FIGURE 7: Marking a folder to be copied


FIGURE 8: Pasting a shortcut of the folder in the Windows SendTo folder

Once you have pasted the shortcut, you may then use the new destination by right-clicking an item, selecting Send To, and then clicking the icon for the new destination you just created (See Figure 9).

FIGURE 9: Using the new Send To destination to copy a file to D:\MY PROJECTS


Copying and Moving Multiple Items

A group of files may be selected a number of ways through Windows Explorer or on the Windows desktop:

  1. A series of files may be selected by left-clicking the first file name and then holding down the SHIFT key while left-clicking the last file name.  Windows will then highlight all files in between the first and last.

  2. Individual files may be selected one-by-one by holding down the CONTROL key while left-clicking each file name.

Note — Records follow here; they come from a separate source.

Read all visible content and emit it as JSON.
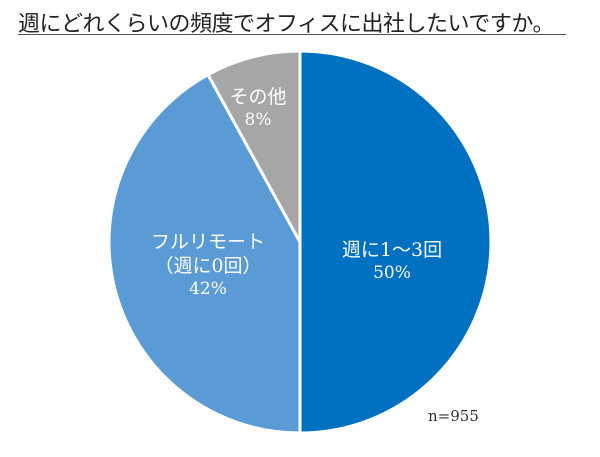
{
  "chart_data": {
    "type": "pie",
    "title": "週にどれくらいの頻度でオフィスに出社したいですか。",
    "categories": [
      "週に1〜3回",
      "フルリモート（週に0回）",
      "その他"
    ],
    "values": [
      50,
      42,
      8
    ],
    "unit": "%",
    "colors": [
      "#0070c0",
      "#5b9bd5",
      "#a6a6a6"
    ],
    "start_angle": "12 o'clock, clockwise",
    "annotation": "n=955",
    "legend": "none (data labels inside slices)"
  },
  "labels": {
    "s1_cat": "週に1〜3回",
    "s1_pct": "50%",
    "s2_cat1": "フルリモート",
    "s2_cat2": "（週に0回）",
    "s2_pct": "42%",
    "s3_cat": "その他",
    "s3_pct": "8%"
  },
  "sample_size": "n=955"
}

  3. A group of files may be selected by holding down the SHIFT key and the left mouse button while dragging the mouse.  This will draw a dotted rectangular border that you can use to "lasso" the files to be selected.


Undoing a Copy or Move

If you wish to undo a copy or move, you may immediately do so through Windows Explorer by selecting Edit Undo Copy or Edit Undo Move, or by pressing CTRL+Z. Be sure to note what the Undo option will do, as it also tracks other file operations such as renaming and deleting items.